What We Must DoPrevent the disunion and partition of Iraq. Look at the disaster that followed the partition of India. The Viceroy Lord Mountbatten viewed the ethnic strife between Hindu, Muslim, and Sikh populations which exploded after the plan to keep India unified but ruled by ethnic provinces. He persuaded the British Parliament to abandon this plan after the rioting became full-blown civil war. The India Independence Act caused the migration of over 15 million Indians as the new countries exchanged populations. Millions died during riots, civil war, and migration.

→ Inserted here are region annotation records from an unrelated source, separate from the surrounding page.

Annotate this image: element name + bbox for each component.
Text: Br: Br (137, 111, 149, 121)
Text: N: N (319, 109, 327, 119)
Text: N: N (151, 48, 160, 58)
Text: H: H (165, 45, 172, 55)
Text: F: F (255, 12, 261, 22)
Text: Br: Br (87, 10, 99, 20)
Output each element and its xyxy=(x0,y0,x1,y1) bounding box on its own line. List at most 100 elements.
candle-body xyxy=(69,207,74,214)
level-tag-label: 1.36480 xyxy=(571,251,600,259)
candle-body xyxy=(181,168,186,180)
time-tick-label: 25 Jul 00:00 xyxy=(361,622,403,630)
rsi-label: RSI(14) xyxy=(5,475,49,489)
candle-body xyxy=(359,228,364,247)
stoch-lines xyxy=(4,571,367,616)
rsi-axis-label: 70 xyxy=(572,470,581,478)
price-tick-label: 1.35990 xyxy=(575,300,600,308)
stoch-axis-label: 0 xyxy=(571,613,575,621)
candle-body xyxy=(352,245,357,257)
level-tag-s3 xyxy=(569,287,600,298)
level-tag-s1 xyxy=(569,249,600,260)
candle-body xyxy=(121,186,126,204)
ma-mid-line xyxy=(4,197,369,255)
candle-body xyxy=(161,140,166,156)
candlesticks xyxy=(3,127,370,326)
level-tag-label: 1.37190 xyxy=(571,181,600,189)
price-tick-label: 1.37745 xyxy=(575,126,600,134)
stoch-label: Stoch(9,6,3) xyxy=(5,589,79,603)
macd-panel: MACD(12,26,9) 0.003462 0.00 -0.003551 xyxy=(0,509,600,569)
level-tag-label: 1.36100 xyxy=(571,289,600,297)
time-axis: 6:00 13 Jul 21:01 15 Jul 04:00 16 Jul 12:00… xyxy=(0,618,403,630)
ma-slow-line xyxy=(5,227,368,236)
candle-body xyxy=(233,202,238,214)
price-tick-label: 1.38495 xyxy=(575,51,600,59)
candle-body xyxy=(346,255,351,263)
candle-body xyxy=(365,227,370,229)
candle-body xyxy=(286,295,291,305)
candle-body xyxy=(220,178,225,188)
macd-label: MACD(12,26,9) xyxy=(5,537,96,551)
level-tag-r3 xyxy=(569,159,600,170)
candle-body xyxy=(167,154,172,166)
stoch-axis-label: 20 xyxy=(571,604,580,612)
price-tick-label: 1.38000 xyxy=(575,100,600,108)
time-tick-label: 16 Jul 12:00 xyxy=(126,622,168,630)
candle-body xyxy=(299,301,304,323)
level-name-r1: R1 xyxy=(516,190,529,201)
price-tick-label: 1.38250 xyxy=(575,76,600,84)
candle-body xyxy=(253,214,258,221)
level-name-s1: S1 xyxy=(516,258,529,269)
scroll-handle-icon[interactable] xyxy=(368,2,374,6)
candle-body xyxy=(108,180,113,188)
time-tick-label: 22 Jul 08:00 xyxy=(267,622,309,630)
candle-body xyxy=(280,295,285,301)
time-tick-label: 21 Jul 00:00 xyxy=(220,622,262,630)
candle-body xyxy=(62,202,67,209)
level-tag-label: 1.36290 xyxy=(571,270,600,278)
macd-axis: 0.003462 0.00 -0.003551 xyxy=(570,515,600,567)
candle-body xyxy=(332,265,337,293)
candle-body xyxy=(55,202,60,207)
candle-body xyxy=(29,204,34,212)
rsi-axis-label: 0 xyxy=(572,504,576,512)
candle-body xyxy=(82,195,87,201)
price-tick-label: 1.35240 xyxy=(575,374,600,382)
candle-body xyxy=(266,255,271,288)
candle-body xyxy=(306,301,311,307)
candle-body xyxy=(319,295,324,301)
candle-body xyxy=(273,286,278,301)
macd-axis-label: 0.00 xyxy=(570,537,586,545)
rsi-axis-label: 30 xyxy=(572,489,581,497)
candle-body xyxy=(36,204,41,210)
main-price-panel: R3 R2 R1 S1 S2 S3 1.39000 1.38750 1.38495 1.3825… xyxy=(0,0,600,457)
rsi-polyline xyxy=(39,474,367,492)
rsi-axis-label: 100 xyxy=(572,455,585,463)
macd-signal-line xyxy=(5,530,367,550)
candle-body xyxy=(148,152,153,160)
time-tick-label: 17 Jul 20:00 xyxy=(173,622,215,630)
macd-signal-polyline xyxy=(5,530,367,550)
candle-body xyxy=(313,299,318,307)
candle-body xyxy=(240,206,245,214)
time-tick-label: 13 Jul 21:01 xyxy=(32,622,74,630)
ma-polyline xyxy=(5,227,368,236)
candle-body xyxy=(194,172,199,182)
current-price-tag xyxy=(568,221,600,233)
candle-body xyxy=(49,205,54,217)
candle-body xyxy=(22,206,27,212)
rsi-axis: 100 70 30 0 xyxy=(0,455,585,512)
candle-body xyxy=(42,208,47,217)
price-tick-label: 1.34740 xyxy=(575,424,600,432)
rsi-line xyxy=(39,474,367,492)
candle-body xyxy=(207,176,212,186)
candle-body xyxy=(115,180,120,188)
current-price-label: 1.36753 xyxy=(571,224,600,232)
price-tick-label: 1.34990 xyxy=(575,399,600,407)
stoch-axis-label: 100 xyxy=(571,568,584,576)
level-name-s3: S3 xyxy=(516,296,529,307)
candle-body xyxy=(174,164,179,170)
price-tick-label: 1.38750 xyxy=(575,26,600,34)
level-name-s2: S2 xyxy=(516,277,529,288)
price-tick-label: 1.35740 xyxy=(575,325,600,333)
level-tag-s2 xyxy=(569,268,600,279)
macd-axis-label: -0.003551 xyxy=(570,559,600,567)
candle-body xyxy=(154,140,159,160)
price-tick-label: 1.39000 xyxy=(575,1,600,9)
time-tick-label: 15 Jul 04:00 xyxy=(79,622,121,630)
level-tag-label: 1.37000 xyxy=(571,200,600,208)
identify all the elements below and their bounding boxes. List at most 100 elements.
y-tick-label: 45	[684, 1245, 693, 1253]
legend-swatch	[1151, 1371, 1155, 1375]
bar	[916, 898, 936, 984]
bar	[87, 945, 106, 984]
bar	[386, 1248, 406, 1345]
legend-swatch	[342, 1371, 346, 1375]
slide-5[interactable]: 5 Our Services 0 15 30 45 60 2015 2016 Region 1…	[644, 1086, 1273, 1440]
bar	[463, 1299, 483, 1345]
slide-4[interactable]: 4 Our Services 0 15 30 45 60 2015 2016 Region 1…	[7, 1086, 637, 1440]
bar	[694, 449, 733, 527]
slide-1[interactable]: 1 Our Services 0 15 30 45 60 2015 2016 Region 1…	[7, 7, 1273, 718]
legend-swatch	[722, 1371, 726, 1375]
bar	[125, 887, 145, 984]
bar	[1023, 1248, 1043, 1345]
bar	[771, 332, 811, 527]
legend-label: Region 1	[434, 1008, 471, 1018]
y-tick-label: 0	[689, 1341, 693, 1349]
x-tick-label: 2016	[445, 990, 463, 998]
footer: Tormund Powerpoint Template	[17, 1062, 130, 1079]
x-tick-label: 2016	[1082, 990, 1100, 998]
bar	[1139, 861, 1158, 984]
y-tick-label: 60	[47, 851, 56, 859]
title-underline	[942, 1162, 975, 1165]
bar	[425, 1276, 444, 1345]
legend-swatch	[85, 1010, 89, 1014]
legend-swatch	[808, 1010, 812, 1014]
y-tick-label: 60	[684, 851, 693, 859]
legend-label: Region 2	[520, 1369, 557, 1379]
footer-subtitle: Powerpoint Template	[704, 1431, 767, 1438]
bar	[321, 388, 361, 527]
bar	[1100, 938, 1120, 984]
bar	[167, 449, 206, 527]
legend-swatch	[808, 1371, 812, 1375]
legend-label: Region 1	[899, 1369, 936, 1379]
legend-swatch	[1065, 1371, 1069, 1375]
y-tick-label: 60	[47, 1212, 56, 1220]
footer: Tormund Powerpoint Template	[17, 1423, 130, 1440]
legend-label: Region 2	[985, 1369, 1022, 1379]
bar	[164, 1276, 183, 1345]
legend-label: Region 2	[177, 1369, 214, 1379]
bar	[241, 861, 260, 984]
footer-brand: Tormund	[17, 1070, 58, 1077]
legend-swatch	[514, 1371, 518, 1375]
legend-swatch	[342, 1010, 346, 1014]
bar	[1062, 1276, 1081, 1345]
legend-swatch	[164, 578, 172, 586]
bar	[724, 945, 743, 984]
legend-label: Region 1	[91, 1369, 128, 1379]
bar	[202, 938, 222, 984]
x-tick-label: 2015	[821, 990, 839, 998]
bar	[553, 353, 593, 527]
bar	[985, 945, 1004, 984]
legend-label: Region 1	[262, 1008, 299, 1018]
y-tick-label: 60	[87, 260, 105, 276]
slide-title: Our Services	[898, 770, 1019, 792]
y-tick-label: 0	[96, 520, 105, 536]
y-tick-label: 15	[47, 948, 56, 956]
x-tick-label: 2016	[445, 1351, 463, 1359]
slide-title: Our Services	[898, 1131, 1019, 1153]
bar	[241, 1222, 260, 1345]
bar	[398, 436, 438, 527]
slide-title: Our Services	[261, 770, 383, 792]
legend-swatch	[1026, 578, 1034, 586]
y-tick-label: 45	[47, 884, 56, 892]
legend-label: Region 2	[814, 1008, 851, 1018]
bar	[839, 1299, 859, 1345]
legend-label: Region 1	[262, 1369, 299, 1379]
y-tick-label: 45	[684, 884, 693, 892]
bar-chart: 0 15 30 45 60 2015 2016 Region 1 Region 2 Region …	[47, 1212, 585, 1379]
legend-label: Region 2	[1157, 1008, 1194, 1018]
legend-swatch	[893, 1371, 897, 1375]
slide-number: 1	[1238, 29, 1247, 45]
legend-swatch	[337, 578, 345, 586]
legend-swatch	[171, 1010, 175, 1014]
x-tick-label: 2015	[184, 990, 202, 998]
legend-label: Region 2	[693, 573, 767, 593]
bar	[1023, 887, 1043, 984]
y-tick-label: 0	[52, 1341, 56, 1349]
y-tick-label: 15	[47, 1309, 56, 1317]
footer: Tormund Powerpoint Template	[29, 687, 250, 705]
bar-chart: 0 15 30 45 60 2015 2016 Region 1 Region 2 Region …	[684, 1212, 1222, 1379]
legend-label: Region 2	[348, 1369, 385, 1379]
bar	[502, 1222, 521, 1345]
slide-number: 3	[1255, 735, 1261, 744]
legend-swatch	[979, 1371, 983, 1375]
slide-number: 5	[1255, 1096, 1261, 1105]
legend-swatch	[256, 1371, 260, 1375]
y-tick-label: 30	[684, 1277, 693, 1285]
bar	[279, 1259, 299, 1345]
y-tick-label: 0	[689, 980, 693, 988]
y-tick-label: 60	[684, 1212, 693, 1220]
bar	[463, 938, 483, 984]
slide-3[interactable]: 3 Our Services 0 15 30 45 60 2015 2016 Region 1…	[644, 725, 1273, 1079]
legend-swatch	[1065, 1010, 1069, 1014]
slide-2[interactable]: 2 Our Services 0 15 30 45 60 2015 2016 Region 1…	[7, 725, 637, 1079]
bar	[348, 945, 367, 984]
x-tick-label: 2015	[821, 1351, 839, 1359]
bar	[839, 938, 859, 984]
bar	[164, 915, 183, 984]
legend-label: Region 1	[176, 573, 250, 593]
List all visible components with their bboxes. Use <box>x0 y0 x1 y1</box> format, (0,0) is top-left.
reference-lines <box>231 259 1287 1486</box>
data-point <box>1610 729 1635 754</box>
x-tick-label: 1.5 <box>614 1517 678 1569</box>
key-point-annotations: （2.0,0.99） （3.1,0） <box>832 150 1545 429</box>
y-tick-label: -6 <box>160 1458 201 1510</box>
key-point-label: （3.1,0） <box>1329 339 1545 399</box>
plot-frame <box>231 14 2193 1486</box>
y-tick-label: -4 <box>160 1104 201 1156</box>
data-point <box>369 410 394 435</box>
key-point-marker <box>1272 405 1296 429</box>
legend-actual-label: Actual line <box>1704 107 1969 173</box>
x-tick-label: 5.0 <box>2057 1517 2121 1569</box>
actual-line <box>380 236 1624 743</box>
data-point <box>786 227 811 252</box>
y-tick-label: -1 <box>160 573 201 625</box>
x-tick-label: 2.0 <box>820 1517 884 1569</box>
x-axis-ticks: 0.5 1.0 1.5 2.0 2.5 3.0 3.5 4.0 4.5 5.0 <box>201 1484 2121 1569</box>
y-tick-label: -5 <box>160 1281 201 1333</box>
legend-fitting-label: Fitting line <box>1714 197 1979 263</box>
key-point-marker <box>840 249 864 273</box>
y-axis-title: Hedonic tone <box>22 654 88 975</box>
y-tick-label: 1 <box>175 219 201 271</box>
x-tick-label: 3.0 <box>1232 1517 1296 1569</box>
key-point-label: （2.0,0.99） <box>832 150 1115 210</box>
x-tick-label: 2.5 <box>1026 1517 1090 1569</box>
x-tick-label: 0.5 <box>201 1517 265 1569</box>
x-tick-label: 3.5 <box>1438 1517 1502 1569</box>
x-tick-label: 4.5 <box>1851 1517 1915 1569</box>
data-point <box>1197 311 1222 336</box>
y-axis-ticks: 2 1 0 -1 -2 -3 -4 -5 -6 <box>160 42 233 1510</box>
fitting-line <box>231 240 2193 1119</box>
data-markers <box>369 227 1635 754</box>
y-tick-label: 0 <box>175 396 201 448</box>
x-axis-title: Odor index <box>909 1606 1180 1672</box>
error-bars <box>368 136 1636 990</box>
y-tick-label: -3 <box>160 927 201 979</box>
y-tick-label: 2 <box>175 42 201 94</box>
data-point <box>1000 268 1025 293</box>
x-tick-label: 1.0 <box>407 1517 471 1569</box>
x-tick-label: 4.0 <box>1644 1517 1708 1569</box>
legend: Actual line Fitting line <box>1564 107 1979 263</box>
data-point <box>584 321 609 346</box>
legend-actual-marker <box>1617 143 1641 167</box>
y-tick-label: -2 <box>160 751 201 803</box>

After division, the region saw continued wars, in 1965, the Indio-Pakistan War, in 1971 again Indio-Pakistan but also the division and birth of Bangladesh. The 1971 war includes the genocide of Bengalis, by 1972 Newsweek reported over 10 million Bengal refugees. The Kargali War of 1992 witnessed conflict between nuclear armed neighbors. Tensions between the new countries continue today, with a nuclear armed Indian and Pakistan still fighting over Kashmir. India continues to be tormented by Kashmiri separatist terrorists, including attack on the India Parliament building by separatist gunmen.
The division of India should inform military planners in Iraq. The massive population displacement, the millions dead from secular fighting, and the continued regional tensions do not bode well for similar response in Iraq.
Millions dead, many more millions displaced, and generations of violent tension. Is that what America hopes to duplicate in the Middle East? While division does seem to be where the inertia at work in Iraq seems headed, the British might be of even more help in planning than they have proved so far. After all, they have India, Afghanistan, and Israel experience before us. They tried and filed and now we have tried and failed. The lessons of Colonialism seem to be revisited on the world wherever our "national interests" demand. Division of Iraq may prove equally explosive, after all, the British planned the India partition.
The military should disperse from the cities of Iraq. We should stop training and arming the Iraqis, as they stand up: they seem to be fighting one another as well as us. It is time to disarm as many of them as we can. Protect the frontier entry points and patrol to prevent infiltration from neighboring states. We should defend the oil infrastructure that both Iraq and the world depend. We should move north to work with the Kurds and help avoid invasion by their historical enemy the Turks. We need to stay in theater in case of genocide, but out of the way to try to reduce the simmering tension felt from our mere presence on Iraqi streets. Let the process of negotiation by the statesmen try to proceed.